The bad news is sleep deprivation, whether due to an erratic schedule or a sleep disorder, can increase your risk of developing a number of severe physical and emotional health problems. Lack of sleep has implications for job productivity and safety, as well your wellness during off-time with friends and family. Sleep-deprived residents are also likely to experience lower energy levels, higher stress levels and fatigue, which all have a negative effect on performance, and a reported increase in appetite and cravings for high-carbohydrate and high-fat foods.
Another concern is shift work disorder, which is common among those with night shifts, rotating shifts, or early morning shifts. It can cause chronic sleep deprivation, in which a person never catches up on sleep, carrying a “sleep debt” with them. Symptoms of shift work disorder are widespread, from insomnia to severe sleepiness, trouble focusing and difficulty with personal relationships.
Your internal clock governs your sleep and wake cycles. Get out of sync and you’ll be sleepy when awake and have difficulty sleeping when you want. If this is a permanent or long-term shift, you can learn to adapt.
Use these tips to maximize your sleep
- Train your body to recognize bedtime by implementing a ritual. The clock can be “reset” if it is possible to maintain the same sleep times on work days and days off.
- Get in bed 30 minutes before bedtime so you have time to wind down.
- Lowering your core temperature can help you fall asleep faster and sleep deeper. Make sure the bedroom is cool, quiet, and dark (earplugs or white noise and a sleep mask may be beneficial). For optimal sleep, keep the bedroom between 60–67° F.
- Avoid bright lights for the 3-4 hours prior to bedtime (wear blue-blocking computer glasses if needed). Conversely, get light exposure upon awakening. If you routinely wake up in the dark to start your day consider having a sun lamp or lightbox to wake you up.
- Caffeine is acceptable as long as it is not within 8 hours of bedtime.
- Sometimes a brief nap (15 to 30 minutes) may be of benefit. Napping during shifts (when possible) or off-hours may help.
- Heavy meals and alcohol might make you drowsy, but they can disrupt sleep later. Avoid eating and drinking at least two hours before bed.
- The light from electronic devices—like phones and tablets—activates the brain. Keep electronic devices out of the bedroom and read a real book instead.
- Medication is the last resort, if all else fails.
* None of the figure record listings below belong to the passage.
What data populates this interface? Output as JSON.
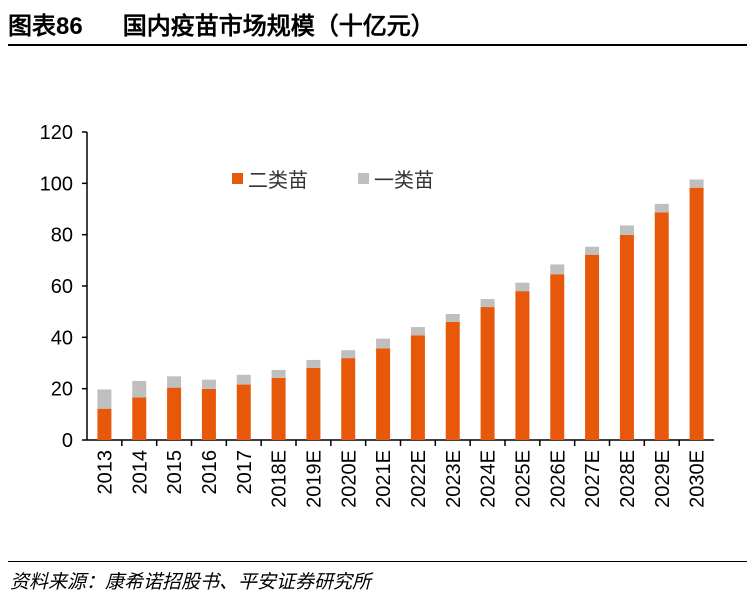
{
  "header": {
    "figure_no": "图表86",
    "title": "国内疫苗市场规模（十亿元）"
  },
  "source": "资料来源：康希诺招股书、平安证券研究所",
  "chart_data": {
    "type": "bar",
    "stacked": true,
    "title": "国内疫苗市场规模（十亿元）",
    "categories": [
      "2013",
      "2014",
      "2015",
      "2016",
      "2017",
      "2018E",
      "2019E",
      "2020E",
      "2021E",
      "2022E",
      "2023E",
      "2024E",
      "2025E",
      "2026E",
      "2027E",
      "2028E",
      "2029E",
      "2030E"
    ],
    "series": [
      {
        "name": "二类苗",
        "color": "#E8580A",
        "values": [
          12.2,
          16.6,
          20.4,
          19.9,
          21.6,
          24.2,
          28.1,
          31.9,
          35.7,
          40.8,
          46.0,
          51.8,
          58.0,
          64.6,
          72.2,
          79.9,
          88.7,
          98.3
        ]
      },
      {
        "name": "一类苗",
        "color": "#BFBFBF",
        "values": [
          7.5,
          6.4,
          4.4,
          3.6,
          3.8,
          3.1,
          3.1,
          3.1,
          3.8,
          3.2,
          3.1,
          3.1,
          3.3,
          3.8,
          3.1,
          3.7,
          3.3,
          3.2
        ]
      }
    ],
    "ylim": [
      0,
      120
    ],
    "yticks": [
      0,
      20,
      40,
      60,
      80,
      100,
      120
    ],
    "grid": false,
    "legend": "top-left inside"
  }
}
While we sleep deeply, the brain experiences a transfer of fluids to remove waste proteins that have accumulated during the day. It is these same proteins, amyloid and others, that accumulate in Alzheimer’s disease. And, it’s during the deepest sleep that the brain does its housekeeping, storing and consolidating learned information and long-term memories. A recent study found that perhaps 15% of Alzheimer’s disease may be attributable to sleep problems during one’s life.
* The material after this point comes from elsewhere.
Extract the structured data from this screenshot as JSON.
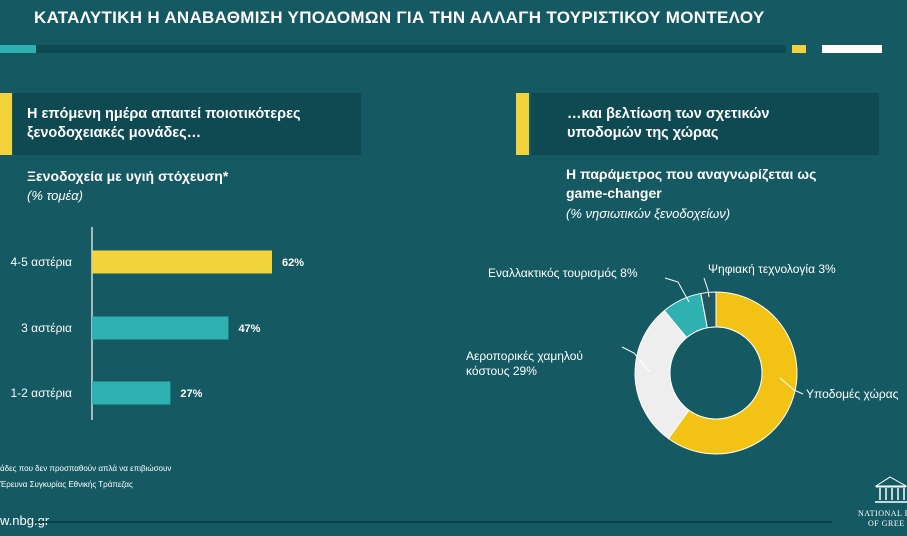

Problems can be exacerbated if long hours in the hospital are combined with an underlying sleep problem or with low quality sleep (multiple awakenings or inability to reach deep sleep).
Recent studies have shown that when subjects are not allowed quality sleep (subjects wore headphones while sleeping and when they were nearing deep sleep a tone was played to nudge them out of deep sleep) that levels of amyloid in the brain are significantly heightened the next day, especially in the hippocampus, and that mood and concentration was impacted negatively. These studies highlight the importance of attaining quality sleep and with working with a sleep specialist to uncover and treat sleep disorders, to maximize whatever length of sleep you are able to achieve.